The situation shows the risk of using a format that isn’t publicly documented. Today this is less of a problem. I think it’s been shown that publishing format specs doesn’t lead to cannibalization of sales by competing software; the company that created the spec is in a position to produce the best implementation. The description of PDF is fully public, and Adobe still dominates the market for PostScript software. Publishing the spec has just made the pie bigger. There’s still quite a lot of software that uses unpublished proprietary specs, though, and it’s risky to rely on the long-term reliability of the files they produce.

Embracing the chaos of formats

We often think of formats in terms of specifications and standards, and this can be a useful thing. If you want to know exactly what the Latin-1 encoding is, you can look at the ISO-8859-1 standard and it will tell you. However, this isn’t always a reliable guide to what’s out there. Someone noticed that ISO-8859 reserves lots of control codes that are rarely used and put additional printing characters there. This got codified as well, as Windows 1252 (which Microsoft falsely claims as an ANSI standard), but there are many ad hoc or obscure encodings which are hard or impossible to find references for.

Earth’s official authorities refused to grant the Klingons a place in Unicode for their characters; nonetheless, there is an unofficial registry that uses part of the Unicode Private Use Area for Klingon and other constructed scripts. Is it official Unicode? No. If you use code points F8D0-F8FF, will others recognize them as Klingon characters? Sometimes.

I’ve written about the TIFF situation before. The TIFF 6.0 spec is an insufficient guide to today’s real-life TIFF. You have to go through scattered tech notes to understand how it’s really used.

Understanding situations like these requires understanding that formats don’t flow unchanged from the minds of their designers to their implementation in the world’s computers. People change things to meet their needs. This makes them more useful for some purposes; at the same time, it makes them more confusing. The only alternative would be to create a format police force with the power to arrest and punish innovators.
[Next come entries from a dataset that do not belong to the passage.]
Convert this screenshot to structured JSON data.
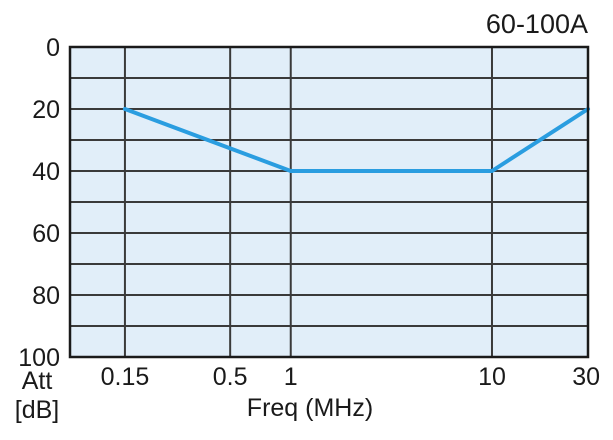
{
  "chart_data": {
    "type": "line",
    "title": "60-100A",
    "xlabel": "Freq (MHz)",
    "ylabel": "Att",
    "ylabel_unit": "[dB]",
    "x_scale": "log",
    "xlim": [
      0.08,
      30
    ],
    "ylim": [
      0,
      100
    ],
    "y_inverted": true,
    "x_ticks": [
      0.15,
      0.5,
      1,
      10,
      30
    ],
    "x_tick_labels": [
      "0.15",
      "0.5",
      "1",
      "10",
      "30"
    ],
    "y_ticks": [
      0,
      20,
      40,
      60,
      80,
      100
    ],
    "y_tick_labels": [
      "0",
      "20",
      "40",
      "60",
      "80",
      "100"
    ],
    "grid": true,
    "series": [
      {
        "x": [
          0.15,
          1,
          10,
          30
        ],
        "y": [
          20,
          40,
          40,
          20
        ]
      }
    ]
  },
  "colors": {
    "plot_background": "#e1eef9",
    "grid_line": "#3a3a3a",
    "frame": "#1a1a1a",
    "series_line": "#2a9de0"
  }
}
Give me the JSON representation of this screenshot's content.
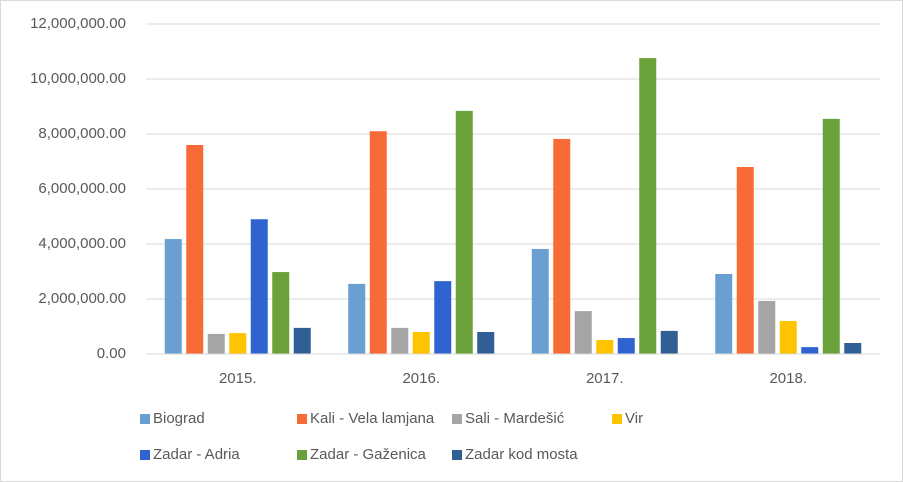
{
  "chart_data": {
    "type": "bar",
    "categories": [
      "2015.",
      "2016.",
      "2017.",
      "2018."
    ],
    "series": [
      {
        "name": "Biograd",
        "color": "#6a9fd2",
        "values": [
          4180000,
          2550000,
          3820000,
          2910000
        ]
      },
      {
        "name": "Kali - Vela lamjana",
        "color": "#f86a36",
        "values": [
          7600000,
          8100000,
          7820000,
          6800000
        ]
      },
      {
        "name": "Sali - Mardešić",
        "color": "#a5a5a5",
        "values": [
          730000,
          950000,
          1560000,
          1930000
        ]
      },
      {
        "name": "Vir",
        "color": "#ffc400",
        "values": [
          760000,
          800000,
          510000,
          1200000
        ]
      },
      {
        "name": "Zadar - Adria",
        "color": "#2f63cf",
        "values": [
          4900000,
          2650000,
          580000,
          250000
        ]
      },
      {
        "name": "Zadar - Gaženica",
        "color": "#6ba13a",
        "values": [
          2980000,
          8840000,
          10760000,
          8550000
        ]
      },
      {
        "name": "Zadar kod mosta",
        "color": "#2f5f95",
        "values": [
          950000,
          800000,
          840000,
          400000
        ]
      }
    ],
    "ylim": [
      0,
      12000000
    ],
    "yticks": [
      {
        "value": 0,
        "label": "0.00"
      },
      {
        "value": 2000000,
        "label": "2,000,000.00"
      },
      {
        "value": 4000000,
        "label": "4,000,000.00"
      },
      {
        "value": 6000000,
        "label": "6,000,000.00"
      },
      {
        "value": 8000000,
        "label": "8,000,000.00"
      },
      {
        "value": 10000000,
        "label": "10,000,000.00"
      },
      {
        "value": 12000000,
        "label": "12,000,000.00"
      }
    ],
    "grid": true,
    "legend": "bottom"
  }
}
The situation is analogous to natural language. You can insist that anything that disagrees with the grammar books is wrong, but if everybody talks that way, there ain’t no stoppin’ it. At the same time, the grammar books put a brake on unnecessary change, keeping the language from breaking down into a thousand mutually unintelligible dialects.

Digital preservationists have to look at the actual usage of formats, not just their official specifications. This doesn’t mean that they should accept every deviation, but they need to acknowledge changes that have become de facto standards. Context matters; an archive of ninteenth-century literature doesn’t have to be concerned with Klingon characters, but an archive of science fiction fan literature had better take them into account. Even an occasional scholarly paper might have a word or two in the pIqaD script.

This proliferation of variants is a big part of why centralized registries of format information don’t work. Not only is there too much information, it keeps changing. The best we can hope for is a coordinated way of finding our way through a chaotic body of information.

PDF/A-3

The latest version of PDF/A, a subset of PDF suitable for long-term archiving, is now available as ISO standard 19005-3:2012. According to the PDF/A Association Newsletter, “there is only one new feature with PDF/A-3, namely that any source format can be embedded in a PDF/A file.”

This strikes me as a really bad idea. The whole point of PDF/A is to restrict content to a known, self-contained set of options. The new version provides a back door that allows literally anything. The intent, according to the article, is to let archivists save documents in their original format as well as their PDF representation. Certainly saving the originals is a good archiving practice, but it should be done in an archival package, not in a PDF format designed for archiving.

Mission creep afflicts projects of all kinds, and this is a case in point.